Die Studie stellt vier neue Einkaufsmethoden vor, die beschreiben, wie wir in Zukunft kontaktlos einkaufen könnten, und testet Kundenpräferenzen im Hinblick auf jede dieser Einkaufsmethoden. Das kontaktlose Einkaufen minimiert die soziale Interaktion zwischen Konsumenten und dem Service- und Verkaufspersonal. Im Extremfall können Konsumenten ohne jeglichen Kontakt zu anderen Menschen einkaufen – ein pragmatischer Ansatz in Zeiten der Pandemie.

Die Corona-Krise hat die Konsumenten zu einem Umdenken motiviert. Ein Fünftel der Befragten gab an, dass sie den Besuch im stationären Laden seit dem Ausbruch von Covid-19 vermeiden. 24% der Schweizer kauften vermehrt online ein. Sicherheitsvorkehrungen im stationären Handel wie die Beschränkung der Personenzahl, Abstandsregelungen und Maskenpflicht beeinträchtigen das Einkaufserlebnis.

Konsumentinnen und Konsumenten möchten weiterhin stationär einkaufen

Bereits in den Jahren vor Covid-19 hat die Digitalisierung dazu geführt, dass sich der Einkaufsort für viele Konsumenten verstärkt vom stationären Ladengeschäft in die eigenen vier Wände oder auf das Smartphone verlagerte. Die neue Studie zeigt jedoch, dass der stationäre Einkauf weiterhin von hoher Bedeutung sein wird.
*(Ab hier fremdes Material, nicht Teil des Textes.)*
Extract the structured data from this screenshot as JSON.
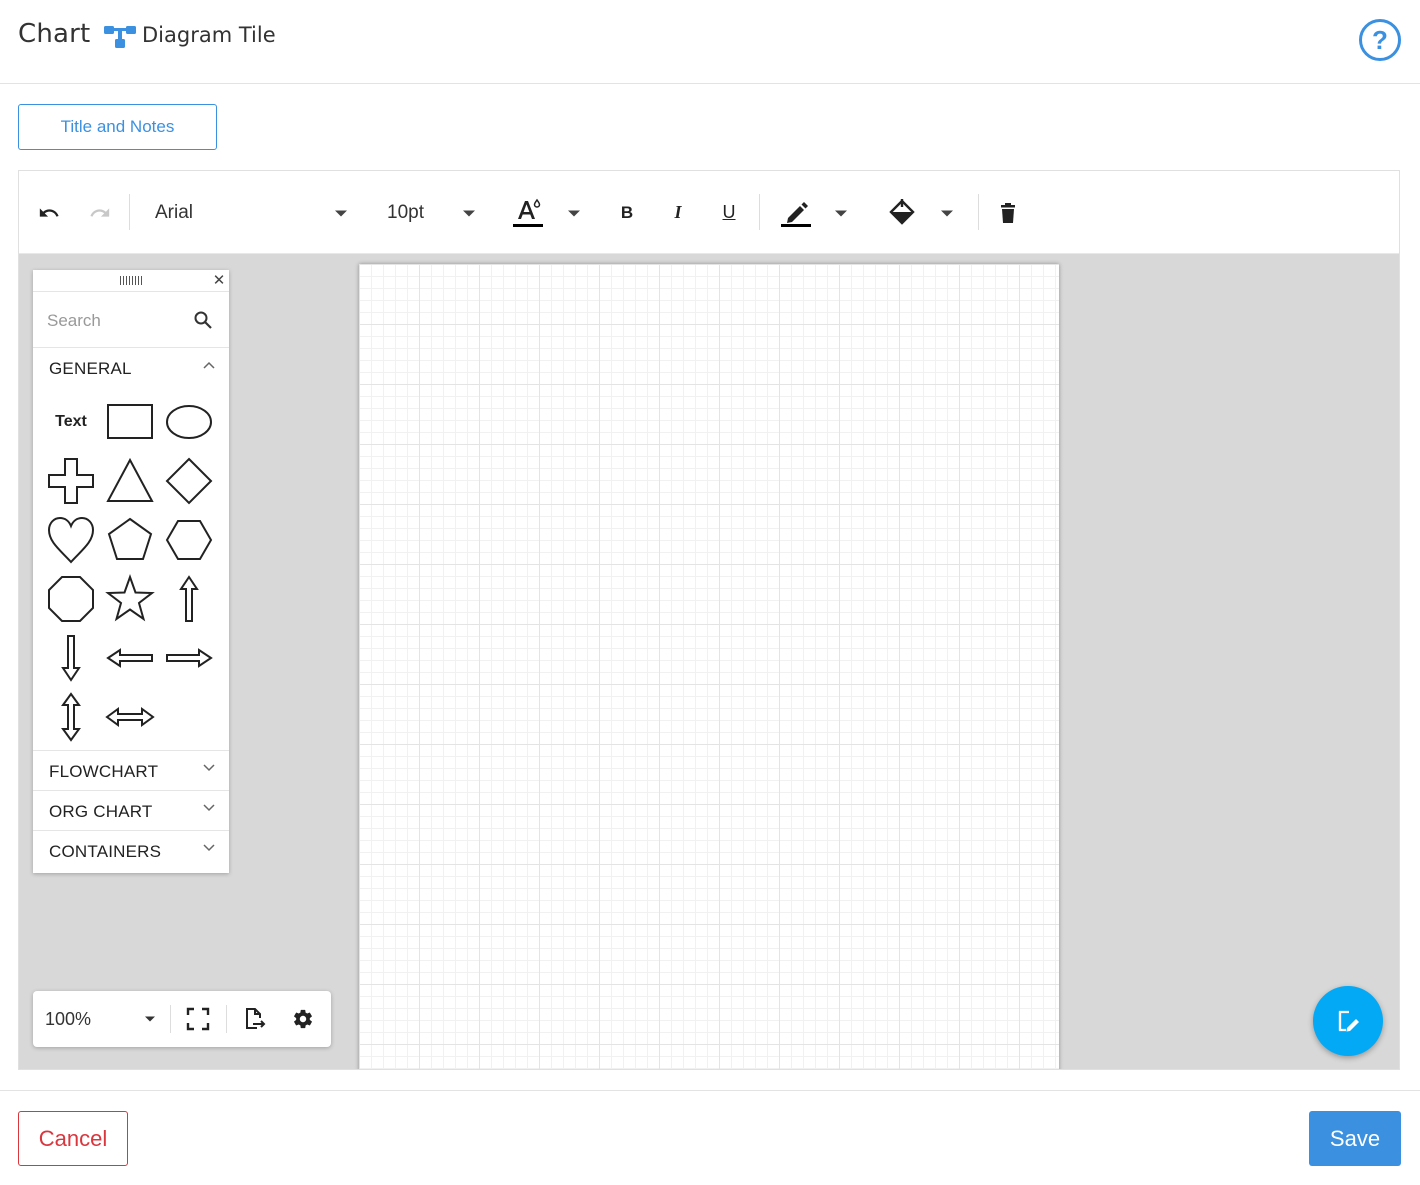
{
  "header": {
    "title": "Chart",
    "tile_label": "Diagram Tile",
    "help_label": "?"
  },
  "title_notes_label": "Title and Notes",
  "toolbar": {
    "font_family": "Arial",
    "font_size": "10pt",
    "bold_label": "B",
    "italic_label": "I",
    "underline_label": "U",
    "text_color": "#000000",
    "line_color": "#000000"
  },
  "palette": {
    "search_placeholder": "Search",
    "sections": {
      "general": "GENERAL",
      "flowchart": "FLOWCHART",
      "org_chart": "ORG CHART",
      "containers": "CONTAINERS"
    },
    "text_shape_label": "Text"
  },
  "zoom": {
    "level": "100%"
  },
  "footer": {
    "cancel_label": "Cancel",
    "save_label": "Save"
  },
  "colors": {
    "accent": "#3b91e0",
    "danger": "#d9363e",
    "fab": "#03a9f4",
    "canvas_bg": "#d8d8d8"
  }
}
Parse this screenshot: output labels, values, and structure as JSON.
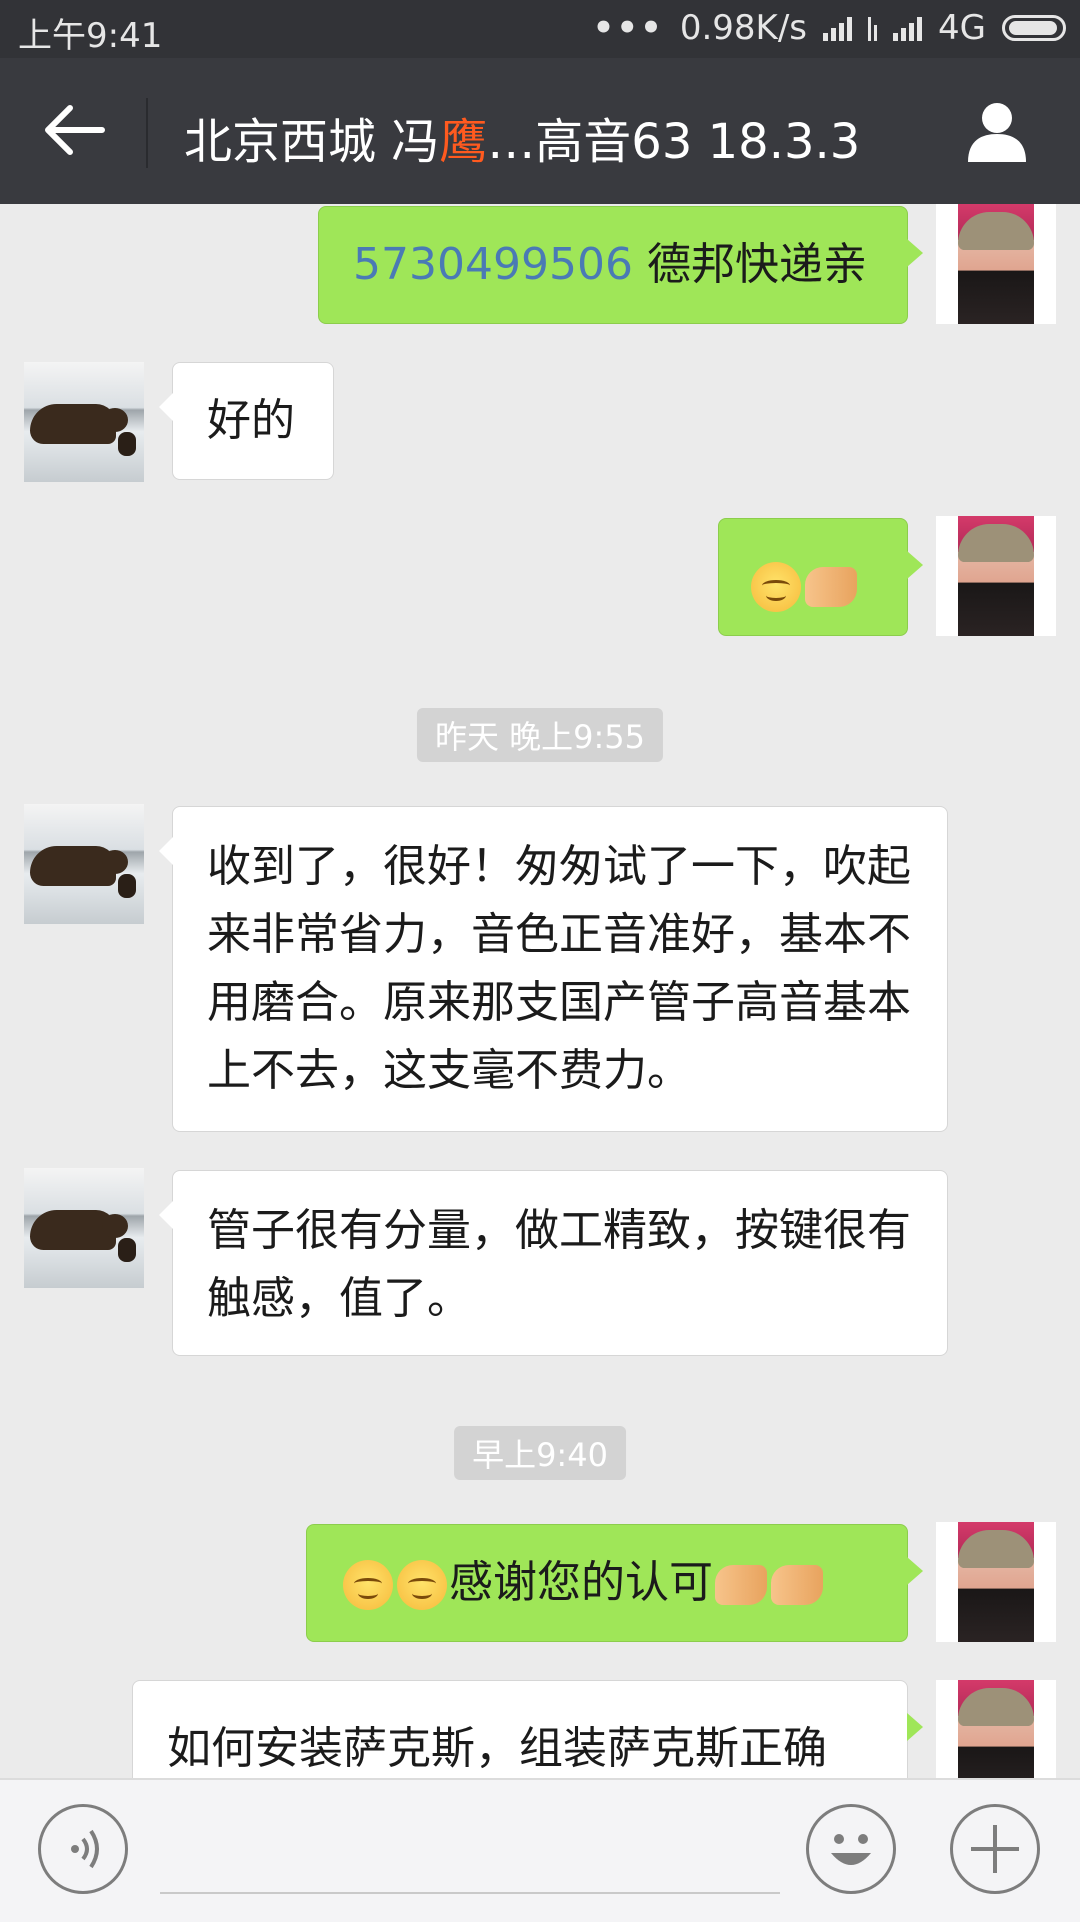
{
  "status_bar": {
    "time": "上午9:41",
    "dots": "•••",
    "speed": "0.98K/s",
    "network": "4G"
  },
  "header": {
    "title_prefix": "北京西城 冯",
    "title_mark": "鹰",
    "title_suffix": "…高音63 18.3.3"
  },
  "messages": {
    "m1": {
      "number": "5730499506",
      "text": " 德邦快递亲"
    },
    "m2": {
      "text": "好的"
    },
    "ts1": "昨天 晚上9:55",
    "m4": {
      "text": "收到了，很好！匆匆试了一下，吹起来非常省力，音色正音准好，基本不用磨合。原来那支国产管子高音基本上不去，这支毫不费力。"
    },
    "m5": {
      "text": "管子很有分量，做工精致，按键很有触感，值了。"
    },
    "ts2": "早上9:40",
    "m6": {
      "text": "感谢您的认可"
    },
    "m7": {
      "text": "如何安装萨克斯，组装萨克斯正确"
    }
  },
  "icons": {
    "back": "back-arrow-icon",
    "profile": "person-icon",
    "voice": "voice-icon",
    "emoji": "emoji-icon",
    "add": "plus-icon"
  },
  "colors": {
    "header_bg": "#393a3f",
    "outgoing_bubble": "#9fe658",
    "incoming_bubble": "#ffffff",
    "chat_bg": "#ebebeb",
    "number_link": "#4a7ab5"
  }
}
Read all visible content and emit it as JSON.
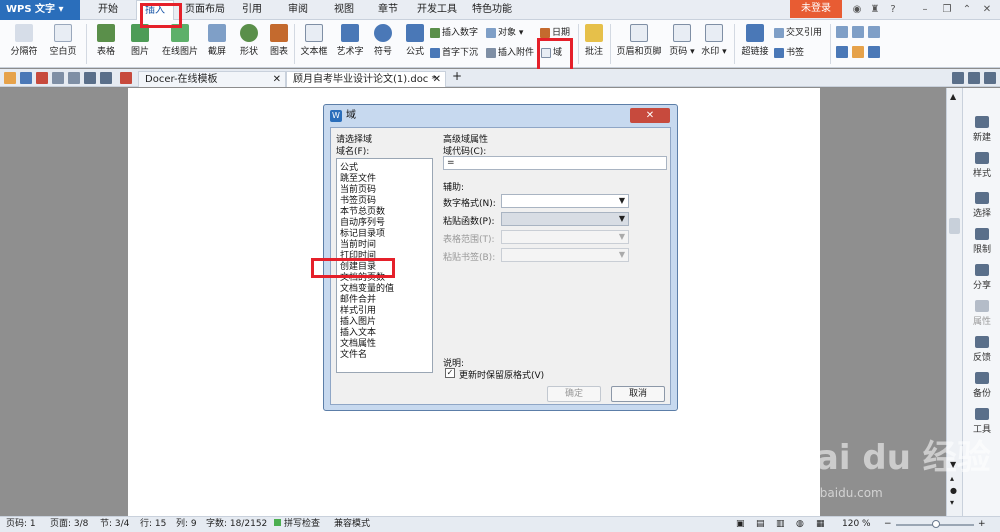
{
  "app": {
    "title": "WPS 文字"
  },
  "menu": {
    "tabs": [
      {
        "label": "开始"
      },
      {
        "label": "插入"
      },
      {
        "label": "页面布局"
      },
      {
        "label": "引用"
      },
      {
        "label": "审阅"
      },
      {
        "label": "视图"
      },
      {
        "label": "章节"
      },
      {
        "label": "开发工具"
      },
      {
        "label": "特色功能"
      }
    ],
    "active": "插入",
    "login_label": "未登录",
    "help_label": "?"
  },
  "ribbon": {
    "page_break": "分隔符",
    "blank_page": "空白页",
    "table": "表格",
    "picture": "图片",
    "online_picture": "在线图片",
    "screenshot": "截屏",
    "shapes": "形状",
    "chart_icon_label": "图表",
    "textbox": "文本框",
    "wordart": "艺术字",
    "symbol": "符号",
    "formula": "公式",
    "insert_number": "插入数字",
    "object": "对象",
    "date": "日期",
    "dropcap": "首字下沉",
    "attachment": "插入附件",
    "field": "域",
    "comment": "批注",
    "header_footer": "页眉和页脚",
    "page_number": "页码",
    "watermark": "水印",
    "hyperlink": "超链接",
    "cross_ref": "交叉引用",
    "bookmark": "书签"
  },
  "tabs": {
    "docer": "Docer-在线模板",
    "doc": "顾月自考毕业设计论文(1).doc *",
    "add": "+"
  },
  "side_panel": {
    "items": [
      {
        "label": "新建"
      },
      {
        "label": "样式"
      },
      {
        "label": "选择"
      },
      {
        "label": "限制"
      },
      {
        "label": "分享"
      },
      {
        "label": "属性"
      },
      {
        "label": "反馈"
      },
      {
        "label": "备份"
      },
      {
        "label": "工具"
      }
    ]
  },
  "status": {
    "page_code": "页码: 1",
    "pages": "页面: 3/8",
    "section": "节: 3/4",
    "row": "行: 15",
    "col": "列: 9",
    "words": "字数: 18/2152",
    "spellcheck": "拼写检查",
    "compat": "兼容模式",
    "zoom": "120 %"
  },
  "dialog": {
    "title": "域",
    "choose_field_group": "请选择域",
    "field_name_label": "域名(F):",
    "field_names": [
      "公式",
      "跳至文件",
      "当前页码",
      "书签页码",
      "本节总页数",
      "自动序列号",
      "标记目录项",
      "当前时间",
      "打印时间",
      "创建目录",
      "文档的页数",
      "文档变量的值",
      "邮件合并",
      "样式引用",
      "插入图片",
      "插入文本",
      "文档属性",
      "文件名"
    ],
    "adv_group": "高级域属性",
    "field_code_label": "域代码(C):",
    "field_code_value": "=",
    "assist_label": "辅助:",
    "number_format_label": "数字格式(N):",
    "paste_func_label": "粘贴函数(P):",
    "table_range_label": "表格范围(T):",
    "paste_bookmark_label": "粘贴书签(B):",
    "note_label": "说明:",
    "keep_format_label": "更新时保留原格式(V)",
    "keep_format_checked": true,
    "ok": "确定",
    "cancel": "取消"
  },
  "watermark": {
    "logo": "Bai du 经验",
    "url": "jingyan.baidu.com"
  }
}
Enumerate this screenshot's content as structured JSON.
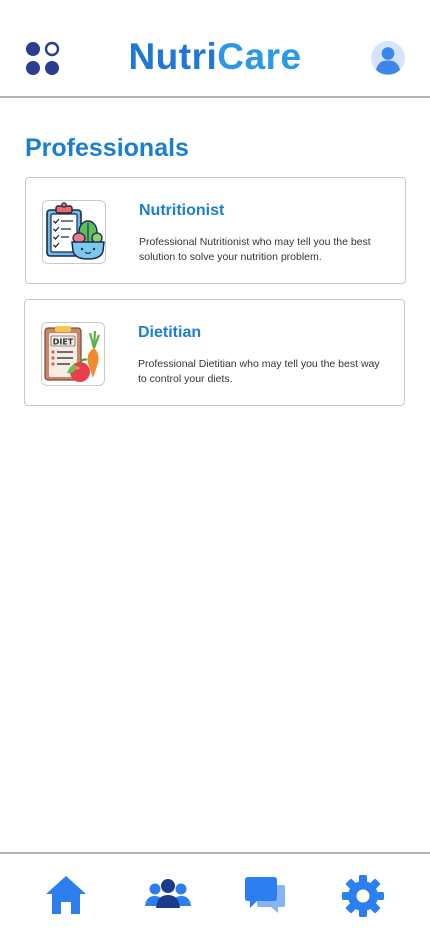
{
  "app": {
    "brand_part1": "Nutri",
    "brand_part2": "Care"
  },
  "header": {
    "menu_icon": "grid-menu-icon",
    "profile_icon": "user-avatar-icon"
  },
  "section": {
    "title": "Professionals"
  },
  "professionals": [
    {
      "title": "Nutritionist",
      "description": "Professional Nutritionist who may tell you the best solution to solve your nutrition problem.",
      "icon": "nutrition-clipboard-icon"
    },
    {
      "title": "Dietitian",
      "description": "Professional Dietitian who may tell you the best way to control your diets.",
      "icon": "diet-clipboard-icon"
    }
  ],
  "bottom_nav": {
    "items": [
      "home-icon",
      "users-icon",
      "chat-icon",
      "settings-icon"
    ]
  },
  "colors": {
    "primary": "#1b7fd1",
    "brand_dark": "#1f78d6",
    "brand_light": "#2a98ea",
    "navy": "#2b3d8f",
    "nav_blue": "#2d7ff0"
  }
}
Überraschenderweise sind automatisierter Einkaufssysteme, wie ein intelligenter Kürhleschrank die unbeliebteste der neuen Einkaufsmethoden: Nur 19% möchten informiert werden, wenn diese Methode in ihrer Nähe verfügbar ist.

Virtueller Laden auf Platz 2

Auf Platz 2 nach dem Selbstservice-Laden befindet sich der Virtuelle Laden. 27% der Begragten möchten informiert werden, wenn dieser verfügbar ist. Um das Geschäft zu betreten, nutzen Verbraucher dazu eine VR Brille, die sie von zu Hause aus in eine räumliche, gemauerte Ladenumgebung mit Erlebnischarakter versetzt.

Über ein Viertel der Befragte wären also bereit mit VR einkaufen zu gehen. Eine weiter Option für den stationären Handel, ein tolles Einkaufserlebnis zu bieten, sind darüber hinaus stationäre VR und AR Erlebnisse, über welche wir auch schon berichteten.